The Studio Museum in Harlem, New York, USA
Asked to name a handful of contemporary African-American artists, most followers of contemporary art will reel off the names of Glenn Ligon, Kara Walker, Ellen Gallagher or Fred Wilson, artists whose conceptual approaches to issues of race, gender, and identity challenged the exclusivity of the white-dominated art world in the 1990s. But mention names such as Dean Mitchell, Alonzo Adams or Kadir Nelson and you’ll probably be greeted with a quizzical stare. That’s because these artists, among the 30 represented in the Studio Museum in Harlem’s ‘Black Romantic’ - a show examining the ‘figurative impulse’ in current black American art - are anything but household names in the art world. Which is not to say that this is a show of ‘outsider’ art in the traditional sense: all these artists have found levels of commercial success as well as venues for showing their work, and nearly all have had formal art training. But the broad popularity of the kind of figurative Realism they represent exists almost exclusively outside the mainstream, within a parallel art world with distinct circuits of distribution, value and reception supported by an enthusiastic black middle class.
Thelma Golden, the show’s curator, has admitted her own ambivalent, uncomfortable lack of familiarity with or fondness for this type of work, which for the vast majority of African-Americans defines the essence of black art. Known for her ground-breaking ‘Black Male’ show at the Whitney Museum in 1994 and last year’s excellent ‘Freestyle’ exhibition at the Studio Museum in Harlem, Golden has successfully championed the kind of Postmodern strategies associated with Walker, Wilson et al., whose use of appropriation and irony characterized a generation of art-making. But such a definition of black art is the antithesis of everything in ‘Black Romantic’, a showcase of rather straightforward painting without a whiff of irony or critical detachment. Earnest, uplifting, realistic and, as Golden frankly observed, ‘undemanding’, this is art not just as most African-Americans see it, but as most people everywhere see it.

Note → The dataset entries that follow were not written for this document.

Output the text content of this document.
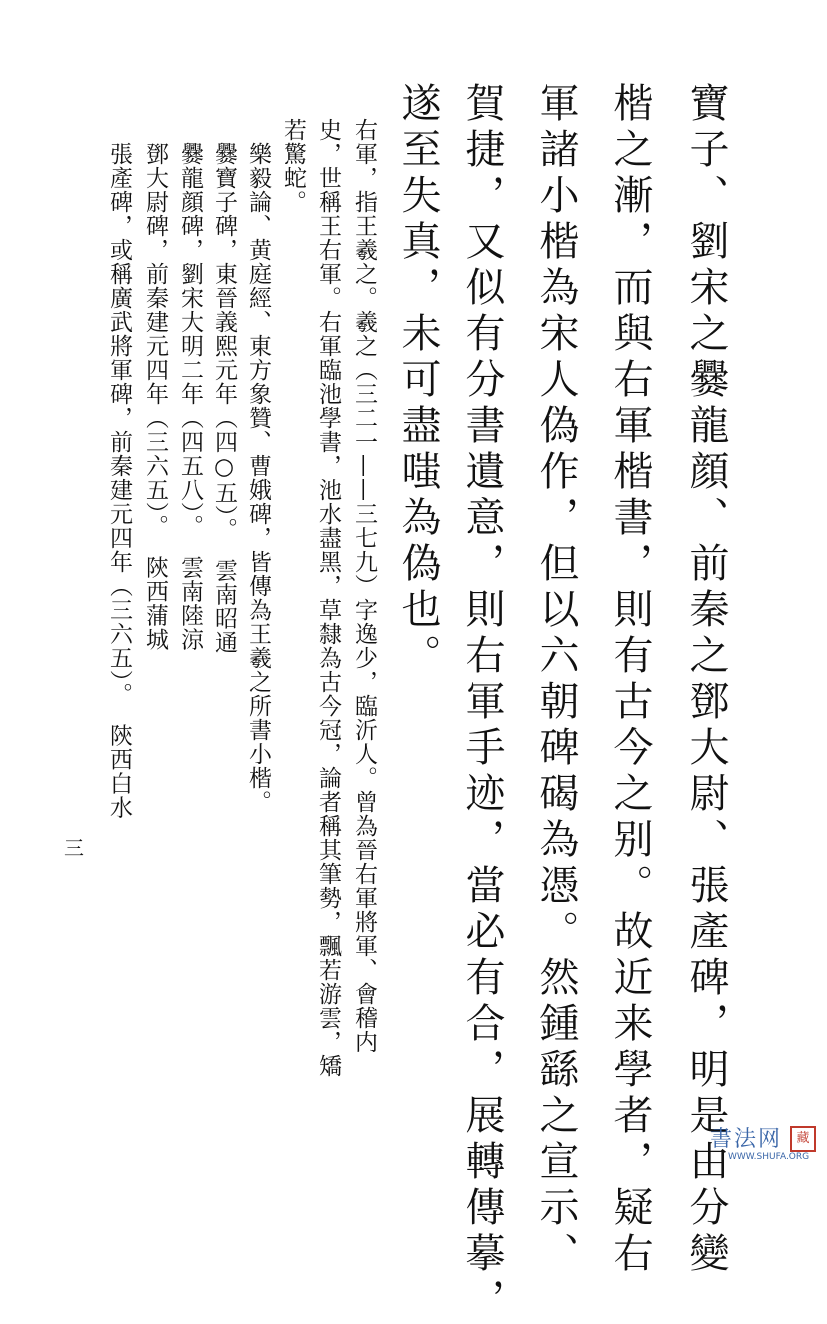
寶子、劉宋之爨龍顔、前秦之鄧大尉、張產碑，明是由分變
楷之漸，而與右軍楷書，則有古今之别。故近来學者，疑右
軍諸小楷為宋人偽作，但以六朝碑碣為憑。然鍾繇之宣示、
賀捷，又似有分書遺意，則右軍手迹，當必有合，展轉傳摹，
遂至失真，未可盡嗤為偽也。
右軍，指王羲之。羲之（三二一——三七九）字逸少，臨沂人。曾為晉右軍將軍、會稽内
史，世稱王右軍。右軍臨池學書，池水盡黑，草隸為古今冠，論者稱其筆勢，飄若游雲，矯
若驚蛇。
樂毅論、黄庭經、東方象贊、曹娥碑，皆傳為王羲之所書小楷。
爨寶子碑，東晉義熙元年（四○五）。  雲南昭通
爨龍顔碑，劉宋大明二年（四五八）。  雲南陸涼
鄧大尉碑，前秦建元四年（三六五）。  陝西蒲城
張產碑，或稱廣武將軍碑，前秦建元四年（三六五）。  陝西白水
三
書法网	藏
WWW.SHUFA.ORG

Precedents for this kind of work are everywhere, and include Winslow Homer, Grant Wood, the Wyeths and Norman Rockwell, whose legacy of homespun wisdom and comforting, if sentimentally humanistic, subject matter is in ample supply here. The show runs an uneven gamut from accomplished academic portraiture (Dean Mitchell’s nuanced and poignant depictions of blue-collar workers and average Joes stand out) to quasi-religious moral allegories (inner-city angels, city kids tending flowers growing up from cracked pavements) to the kind of popular commercial fantasy pictures found at vendors’ stands up and down 125th Street, outside the museum’s front door. The latter category includes everything from Egyptian goddesses in leopard-print négligés to a visionary black Venus who is part Botticelli and part 1970s album cover art. This diversity seems to be the point, because while many of these artists show at regional galleries specializing in black art, many others find their audiences via art fairs, shopping malls, community centres and local colleges, and on posters, prints and greeting cards.

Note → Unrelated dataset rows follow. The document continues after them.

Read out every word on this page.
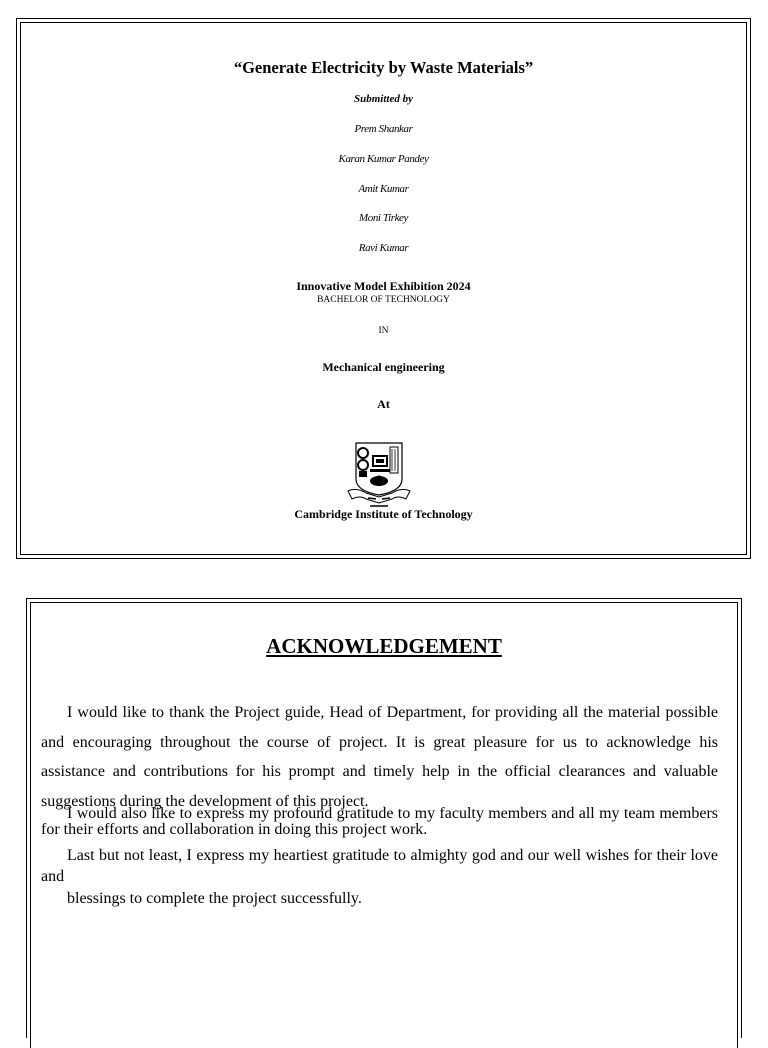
“Generate Electricity by Waste Materials”
Submitted by
Prem Shankar
Karan Kumar Pandey
Amit Kumar
Moni Tirkey
Ravi Kumar
Innovative Model Exhibition 2024
BACHELOR OF TECHNOLOGY
IN
Mechanical engineering
At
Cambridge Institute of Technology
ACKNOWLEDGEMENT
I would like to thank the Project guide, Head of Department, for providing all the material possible and encouraging throughout the course of project. It is great pleasure for us to acknowledge his assistance and contributions for his prompt and timely help in the official clearances and valuable suggestions during the development of this project.
I would also like to express my profound gratitude to my faculty members and all my team members for their efforts and collaboration in doing this project work.
Last but not least, I express my heartiest gratitude to almighty god and our well wishes for their love and
blessings to complete the project successfully.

Tender, uncomplicated evocations of family and community - strong and proud male youths, beautiful and nurturing women, sagacious old-timers and happy kids - are the preferred subjects, however. While obviously universal themes, what differentiates these from other regional American genre paintings is a certain implicit imperative to counter the way African-Americans have historically been depicted by others, undoing negative portrayals of black life in the mainstream media. This subtle corrective can make the most conventional approach to art look like a progressive enterprise. What differentiates Kadir Nelson’s illustrations of heroic basketball jocks and dignified children, for example, from Rockwell’s Saturday Evening Post scenes of middle-class nobility and small-town wholesomeness is that the latter’s mid-century imagery mythologized how white Americans already saw themselves, whereas Nelson and others are quietly claiming a new revisionist mythology to replace age-old stereotypes.
The Studio Museum in Harlem is in an unenviable position. On the one hand it represents a community and a culture, while on the other it is committed to presenting the foremost achievements of African-American artists to a wider world. The museum has been criticized by some in the black community, especially in its own backyard, Harlem, for ignoring precisely this kind of art in favour of the highbrow avant-garde practices that will be accepted downtown. ‘Black Romantic’ seems to be an acknowledgement and a questioning of those criticisms, and deserves credit for raising the issue of which black artists are on the inside and which are on the outside, and why. But the gesture, both hesitant and understandably equivocal, is unaided by a frequently underwhelming and mediocre selection of works. While the well-intentioned goal was clearly to suspend judgement and be inclusive, along the way the exhibition seems to have jettisoned curatorial considerations of quality - which is perhaps not the best way to get a potentially lively debate about taste, relevance, kitsch and the chasm between populist and élitist culture off the ground.